In questa iniziativa Intesa Sanpaolo sarà affiancata da Bain&Company, Elite e Gambero Rosso, “così da mettere a disposizione delle aziende selezionate per “Imprese Vincenti” strumenti di supporto alla crescita come advisory dedicati alla comprensione del posizionamento strategico dell’azienda sul proprio mercato di riferimento e all’identificazione di possibili linee guida per lo sviluppo, confronto con la community Elite, possibilità di confronto con best practice internazionali e partecipazione a corsi di formazione, workshop o sessioni dedicate su tematiche di carattere strategico”.
Nei percorsi di accompagnamento alla crescita di “Imprese Vincenti” verranno messe a disposizione anche tutte le competenze di Intesa Sanpaolo Forvalue, Intesa Sanpaolo Formazione e Intesa Sanpaolo Innovation Center.
Secondo un’analisi predisposta dalla Direzione Studi e Ricerche di Intesa Sanpaolo, le piccole e medie imprese italiane sono un fattore chiave della competitività del nostro Paese: a esse si deve il 50% delle esportazioni manifatturiere italiane. Grazie alle strette relazioni sui territori e nelle filiere tra fornitori e aziende capo-filiera, il modello italiano ha retto la forte pressione concorrenziale dei Paesi emergenti, tanto che il saldo manifatturiero, superiore 90 miliardi di euro, è su livelli tra i più elevati al mondo. Inoltre, l’Italia è al primo posto a livello mondiale per diversificazione dell’export manifatturiero, superiore a quello che caratterizza Stati Uniti, Germania, Cina, Giappone, Francia e Regno Unito.
Negli ultimi anni si è fatta più numerosa la quantità di imprese vincenti (“champions”) che ha puntato su un insieme di strategie evolute in termini di internazionalizzazione, innovazione, qualità e sostenibilità ambientale. Queste imprese hanno creato occupazione, valorizzando competenze e talenti e raggiungendo risultati significativi in termini di crescita e solidità patrimoniale.
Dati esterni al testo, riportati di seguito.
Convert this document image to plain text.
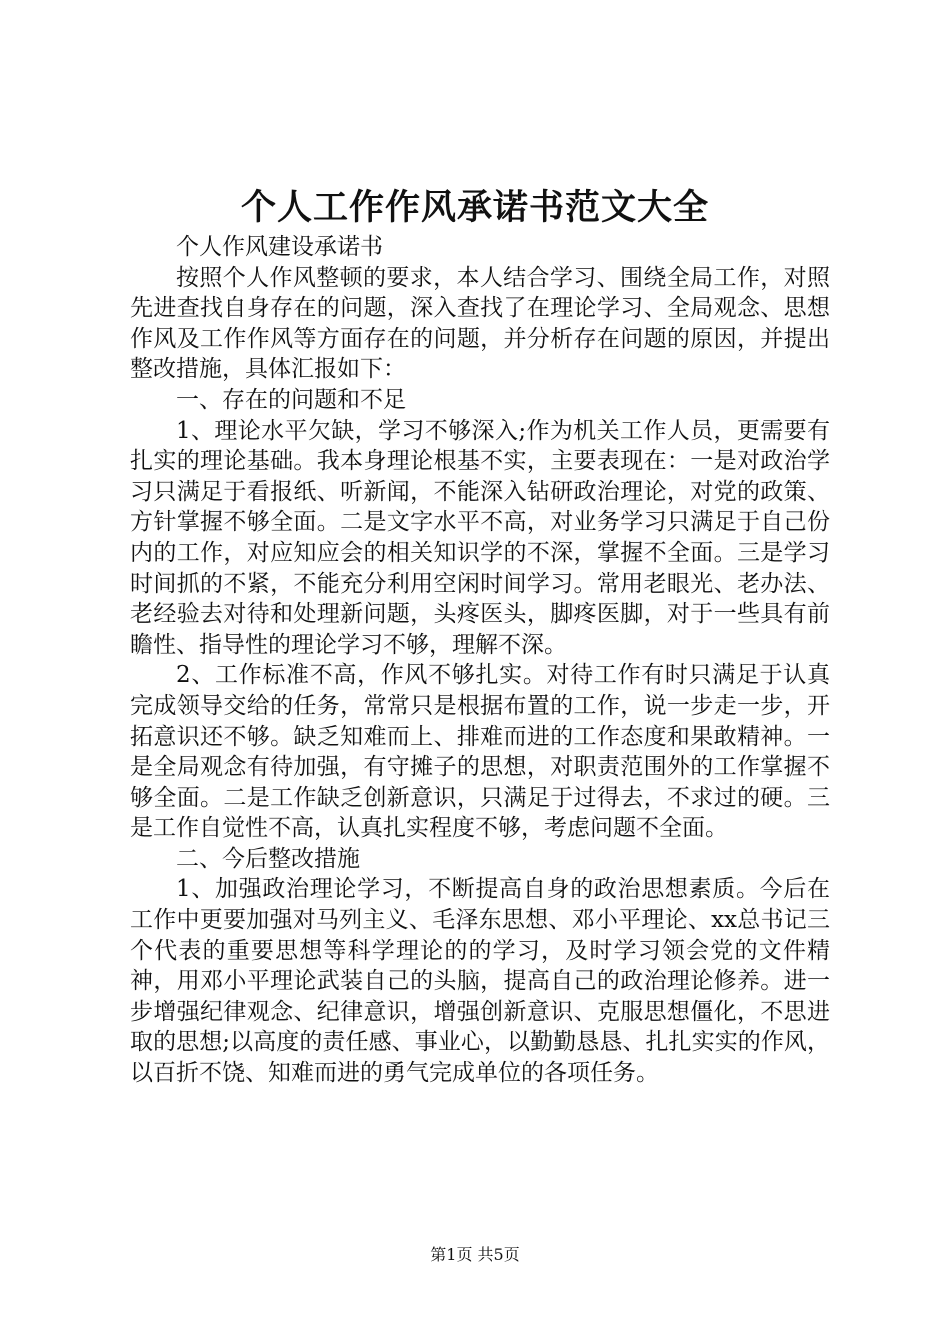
个人工作作风承诺书范文大全

个人作风建设承诺书

按照个人作风整顿的要求，本人结合学习、围绕全局工作，对照先进查找自身存在的问题，深入查找了在理论学习、全局观念、思想作风及工作作风等方面存在的问题，并分析存在问题的原因，并提出整改措施，具体汇报如下：

一、存在的问题和不足

1、理论水平欠缺，学习不够深入;作为机关工作人员，更需要有扎实的理论基础。我本身理论根基不实，主要表现在：一是对政治学习只满足于看报纸、听新闻，不能深入钻研政治理论，对党的政策、方针掌握不够全面。二是文字水平不高，对业务学习只满足于自己份内的工作，对应知应会的相关知识学的不深，掌握不全面。三是学习时间抓的不紧，不能充分利用空闲时间学习。常用老眼光、老办法、老经验去对待和处理新问题，头疼医头，脚疼医脚，对于一些具有前瞻性、指导性的理论学习不够，理解不深。

2、工作标准不高，作风不够扎实。对待工作有时只满足于认真完成领导交给的任务，常常只是根据布置的工作，说一步走一步，开拓意识还不够。缺乏知难而上、排难而进的工作态度和果敢精神。一是全局观念有待加强，有守摊子的思想，对职责范围外的工作掌握不够全面。二是工作缺乏创新意识，只满足于过得去，不求过的硬。三是工作自觉性不高，认真扎实程度不够，考虑问题不全面。

二、今后整改措施

1、加强政治理论学习，不断提高自身的政治思想素质。今后在工作中更要加强对马列主义、毛泽东思想、邓小平理论、xx总书记三个代表的重要思想等科学理论的的学习，及时学习领会党的文件精神，用邓小平理论武装自己的头脑，提高自己的政治理论修养。进一步增强纪律观念、纪律意识，增强创新意识、克服思想僵化，不思进取的思想;以高度的责任感、事业心，以勤勤恳恳、扎扎实实的作风，以百折不饶、知难而进的勇气完成单位的各项任务。

第1页 共5页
Possono candidarsi al programma “Imprese vincenti” tutte le aziende che si riconoscano rappresentative dell’eccellenza nazionale nell’industria, nei servizi, nel food&beverage, nella moda e nel design. L’autocandidatura – da presentare entro l’11 marzo 2019 compilando il questionario on line su www.intesasanpaolo.com - è aperta a imprese sia pubbliche che private, a prevalente capitale italiano e non appartenenti a gruppi multinazionali, che abbiano registrato buone performance economico-finanziarie e che abbiano un fatturato compreso fra 2 e 350 milioni di euro, almeno 10 dipendenti e sede legale in Italia.
Stefano Barrese, responsabile di Banca dei Territori Intesa Sanpaolo ha detto: «Le aziende oggi affrontano un contesto globale complesso e hanno bisogno di credito, di consulenza, di finanza strutturata, di analisi di mercato, di strategie di crescita. Intesa Sanpaolo è il loro partner ideale nei percorsi di sviluppo sia domestico che internazionale, nella ricerca e innovazione, nella formazione. Con “Imprese Vincenti” vogliamo sostenere le migliori pmi a fare conoscere se stesse e le loro storie di eccellenza, che contribuiscono allo sviluppo del Paese e diffondono con successo il Made in Italy. Negli otto eventi che realizzeremo in tutta Italia daremo voce alle esperienze eccezionali di imprenditoria che possono essere un vero e proprio traino per altre storie aziendali di successo».